If you're fearful about the existential risks of AI, you should consider the people complaining about the current-day less theoretical risks as if they're allies, not out-of-touch enemies. All of the current-day risks should be treated as alarm bells signaling larger potential risks in the context of a superintelligence.
Short answer, GPT didn't have general access to money and didn't decide to go out and find a user to solve a captcha, but it was given a test to see if it could convince a human worker to solve a captcha and it knew to lie to the worker that it wasn't an AI.
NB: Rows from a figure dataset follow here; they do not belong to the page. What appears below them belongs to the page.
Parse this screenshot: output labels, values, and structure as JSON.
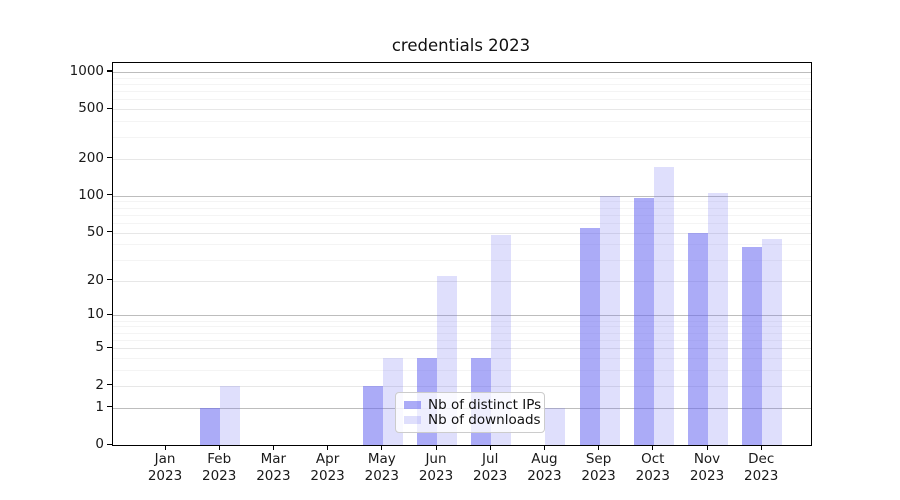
{
  "chart": {
    "colors": {
      "bar_ips": "rgba(102,102,240,0.55)",
      "bar_downloads": "rgba(102,102,240,0.21)",
      "grid_decade": "#bdbdbd",
      "grid_major": "#e7e7e7",
      "grid_minor": "#f4f4f4",
      "axis": "#000000",
      "text": "#1a1a1a"
    }
  },
  "chart_data": {
    "type": "bar",
    "title": "credentials 2023",
    "categories": [
      "Jan 2023",
      "Feb 2023",
      "Mar 2023",
      "Apr 2023",
      "May 2023",
      "Jun 2023",
      "Jul 2023",
      "Aug 2023",
      "Sep 2023",
      "Oct 2023",
      "Nov 2023",
      "Dec 2023"
    ],
    "series": [
      {
        "name": "Nb of distinct IPs",
        "values": [
          0,
          1,
          0,
          0,
          2,
          4,
          4,
          0,
          55,
          95,
          50,
          38
        ]
      },
      {
        "name": "Nb of downloads",
        "values": [
          0,
          2,
          0,
          0,
          4,
          22,
          48,
          1,
          100,
          170,
          105,
          44
        ]
      }
    ],
    "xlabel": "",
    "ylabel": "",
    "yscale": "log1p",
    "ylim": [
      0,
      1178
    ],
    "y_ticks": [
      0,
      1,
      2,
      5,
      10,
      20,
      50,
      100,
      200,
      500,
      1000
    ],
    "y_decade_gridlines": [
      1,
      10,
      100,
      1000
    ],
    "y_minor_gridlines": [
      3,
      4,
      6,
      7,
      8,
      9,
      30,
      40,
      60,
      70,
      80,
      90,
      300,
      400,
      600,
      700,
      800,
      900
    ],
    "grid": true,
    "legend_position": "lower center"
  }
}
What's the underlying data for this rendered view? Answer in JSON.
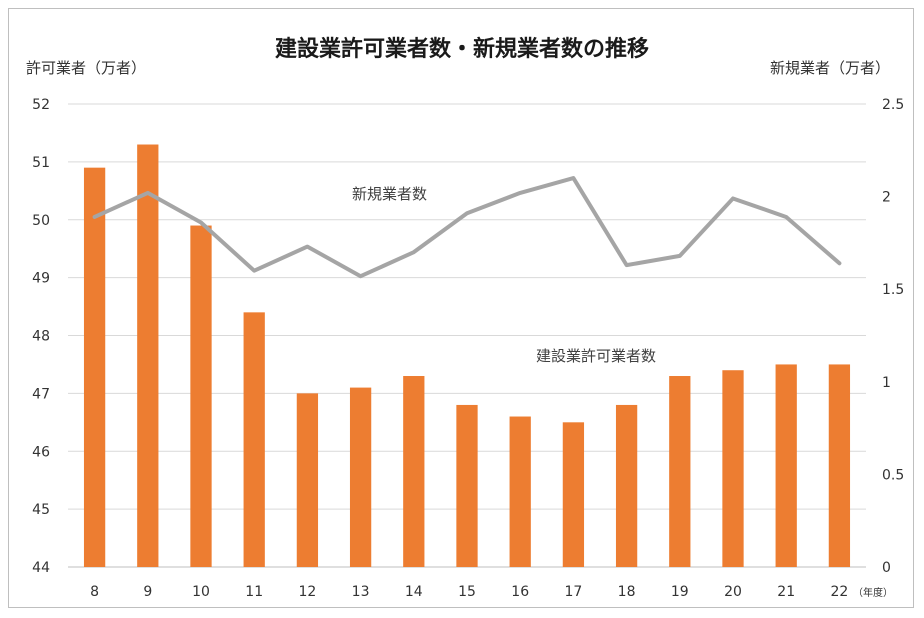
{
  "chart_data": {
    "type": "bar+line",
    "title": "建設業許可業者数・新規業者数の推移",
    "left_axis_title": "許可業者（万者）",
    "right_axis_title": "新規業者（万者）",
    "x_unit_label": "（年度）",
    "categories": [
      "8",
      "9",
      "10",
      "11",
      "12",
      "13",
      "14",
      "15",
      "16",
      "17",
      "18",
      "19",
      "20",
      "21",
      "22"
    ],
    "left_ylim": [
      44,
      52
    ],
    "left_ticks": [
      "44",
      "45",
      "46",
      "47",
      "48",
      "49",
      "50",
      "51",
      "52"
    ],
    "right_ylim": [
      0,
      2.5
    ],
    "right_ticks": [
      "0",
      "0.5",
      "1",
      "1.5",
      "2",
      "2.5"
    ],
    "grid": true,
    "series": [
      {
        "name": "建設業許可業者数",
        "type": "bar",
        "axis": "left",
        "color": "#ED7D31",
        "values": [
          50.9,
          51.3,
          49.9,
          48.4,
          47.0,
          47.1,
          47.3,
          46.8,
          46.6,
          46.5,
          46.8,
          47.3,
          47.4,
          47.5,
          47.5
        ]
      },
      {
        "name": "新規業者数",
        "type": "line",
        "axis": "right",
        "color": "#A5A5A5",
        "values": [
          1.89,
          2.02,
          1.86,
          1.6,
          1.73,
          1.57,
          1.7,
          1.91,
          2.02,
          2.1,
          1.63,
          1.68,
          1.99,
          1.89,
          1.64
        ]
      }
    ]
  }
}
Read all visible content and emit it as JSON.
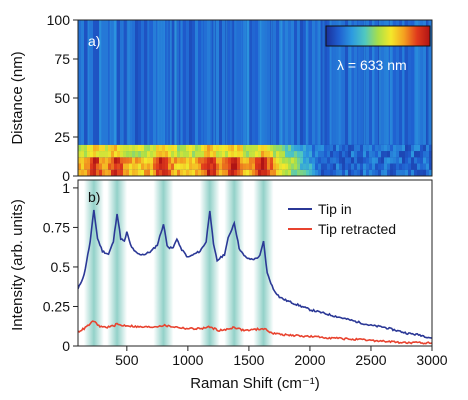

My criticism being that this isn't a particularly useful test, and that the whole "captcha" thing was (I think) mostly designed around show and not designed to give super-useful data. But they did actually run the test, I don't think they're lying about that.
Hah, yeah, but who knows how long they can keep this up? They already had to let go of the open-source aspect of it, and instead stabbed the concept in the back. I hope StabilityAI can do better.
I think it's (mostly) just propaganda. OpenAI focuses on dangers that make their AI seem more advanced than it is, and ignore dangers that don't play well to the press (like clientside validation). I'm not even sure it's standard "we care about your security" company talk, I think it's mostly designed just to make people think of GPT as more cutting edge.
The "GPT paid someone to solve a captcha" release seems like pure publicity stunt to me, given that solving captchas by pretending to be blind is something other systems can already do without human help. But it played well in press releases.
----
[0]: To be fair, they have been focusing on alignment, but I honestly don't think alignment is a security measure, I think it's a general performance measure. We haven't seen strong evidence that alignment can stop prompt injection attacks, so I think mostly OpenAI mostly just cares about the potential negative press from their AI randomly insulting people.